MADISON--Healthcare. It's a topic likely to frame this fall's elections--and candidates everywhere are drawing battle lines on the issue. This race is no exception: all four Republicans: Mark Neumann, Tommy Thompson, Eric Hovde and Jeff Fitzgerald--say if elected, they'd vote to repeal the Affordable Care Act, often referred to as Obamacare by right-leaning politicos.
However, Healthcare remains a major issue in this country. So, we asked each of them to outline what they'd propose in place of the Affordable Care Act to deal with the situation.
"I don't trust the government or insurance companies to make health care decisions on behalf of me or my family," said Jeff Fitzgerald. "I trust myself.

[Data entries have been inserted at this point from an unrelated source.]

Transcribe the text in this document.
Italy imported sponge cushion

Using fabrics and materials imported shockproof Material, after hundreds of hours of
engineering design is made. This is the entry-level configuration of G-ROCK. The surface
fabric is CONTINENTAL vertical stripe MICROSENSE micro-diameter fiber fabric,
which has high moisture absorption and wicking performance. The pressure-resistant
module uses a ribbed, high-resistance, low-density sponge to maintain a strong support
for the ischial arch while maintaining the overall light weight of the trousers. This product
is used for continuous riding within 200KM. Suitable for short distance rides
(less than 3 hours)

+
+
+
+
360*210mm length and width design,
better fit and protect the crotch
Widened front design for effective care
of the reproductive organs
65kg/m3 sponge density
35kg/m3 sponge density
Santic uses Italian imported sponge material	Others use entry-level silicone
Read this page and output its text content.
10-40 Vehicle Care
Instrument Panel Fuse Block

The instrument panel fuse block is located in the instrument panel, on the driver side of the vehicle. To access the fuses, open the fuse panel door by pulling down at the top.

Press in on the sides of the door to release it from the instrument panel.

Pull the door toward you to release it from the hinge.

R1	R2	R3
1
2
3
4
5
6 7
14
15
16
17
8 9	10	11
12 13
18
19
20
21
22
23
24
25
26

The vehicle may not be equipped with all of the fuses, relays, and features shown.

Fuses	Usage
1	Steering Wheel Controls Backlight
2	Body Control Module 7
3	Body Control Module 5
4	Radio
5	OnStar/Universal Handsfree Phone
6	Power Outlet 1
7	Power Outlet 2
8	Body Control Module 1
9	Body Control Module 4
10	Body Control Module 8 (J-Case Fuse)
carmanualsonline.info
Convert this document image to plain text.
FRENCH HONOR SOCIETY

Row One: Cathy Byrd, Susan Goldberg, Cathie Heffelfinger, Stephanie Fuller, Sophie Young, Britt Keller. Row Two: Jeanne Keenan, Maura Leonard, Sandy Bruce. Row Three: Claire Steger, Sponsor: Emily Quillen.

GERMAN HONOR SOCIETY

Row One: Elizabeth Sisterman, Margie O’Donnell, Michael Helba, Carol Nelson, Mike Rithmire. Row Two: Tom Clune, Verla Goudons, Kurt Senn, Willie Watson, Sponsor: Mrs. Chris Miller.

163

So we need a more market-driven approach, a more wellness put into healthcare and that's what I think should happen."
Some of the candidates' plans include: allowing for insurance purchases across state lines and utilizing health savings accounts.
Health Savings Accounts are something Mark Neumann says his business has used very effectively. "We put $3,000 into a savings account, that's their money," said Neumann. "So they now have virtually full coverage, but instead of just insurance like we're used to it they're looking at that $3,000 every time they go to the doctor to decide what and how they're going to buy their medicine. So it brings the free market back into the system."
Eric Hovde proposes using a premium support system to help those struggling economically to purchase their insurance. "I think we can deal with, you know, those catastrophic or end-of-life care events with a premium support system to allow them to buy insurance to prevent against those events," said Hovde. "Otherwise we have to drive people to be more tied into the cost of their healthcare so they start caring for themselves."
Tommy Thompson also suggests changing the litigation system.
"So doctors don't spend ungodly amount of money protecting themselves from lawsuits," said Thompson. "You know they spend so much money in practicing defensive medicine, let's allow it if you go into the hospital ugly, more than likely you're going to come out ugly and you shouldn't sue because you're not beautiful, should you?"